Longtemps, le club assez fermé des baby-boomers fascinés par la bande dessinée belge des années 1950-60 s'est délecté du véritable bouillon de culture histori que et romanesque dans lequel baignaient les grands chefs-d'oeuvre d'un genre hybride longtemps épargné par la critique. Comme on sait, la lecture hallucinée de la Marque jaune a façonné de jeunes anglophiles, celle du Mystère de la grande pyramide ou du Temple du soleil présidé au destin d'archéologues, pour ne rien dire des effets d'On a marché sur la lune.

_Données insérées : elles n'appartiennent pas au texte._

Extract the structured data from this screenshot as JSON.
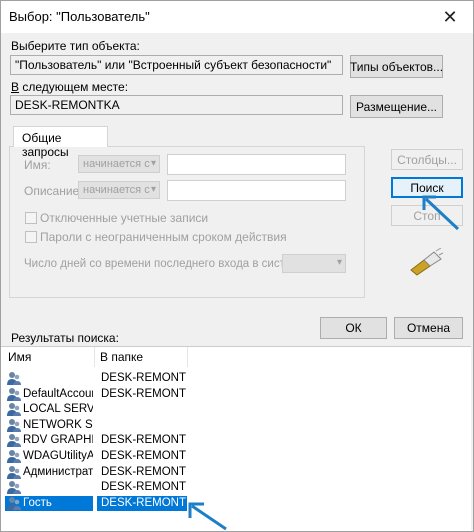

A l'orée des années 1990, une rumeur diffuse se mit à circuler dans le cercle encore plus restreint des spécialistes du comics belge, évoquant le rôle qu'aurait joué après la guerre un incivique notoire du nom de Jacques Van Melkebeke, dont on retrouvait la trace, sous le sobriquet de «l'ami Jacques», dans le livre de souvenirs de Jacobs, l'Opéra de papier. «By Jove !» Les choses en restèrent là jusqu'à ce qu'un jeune historien de la BD, déjà auteur d'un livre d'entretiens avec Greg, décide d'aller fouiner dans les archives bruxelloises à la recherche de réponses à la lancinante question à nouveau posée dans la biographie d'Hergé (1996) de Pierre Assouline. Il nous propose aujourd'hui un rapport circonstancié, sous la forme d'une évocation à la fois de la vie et du rôle du très curieux Van Melkebeke (1904-1983).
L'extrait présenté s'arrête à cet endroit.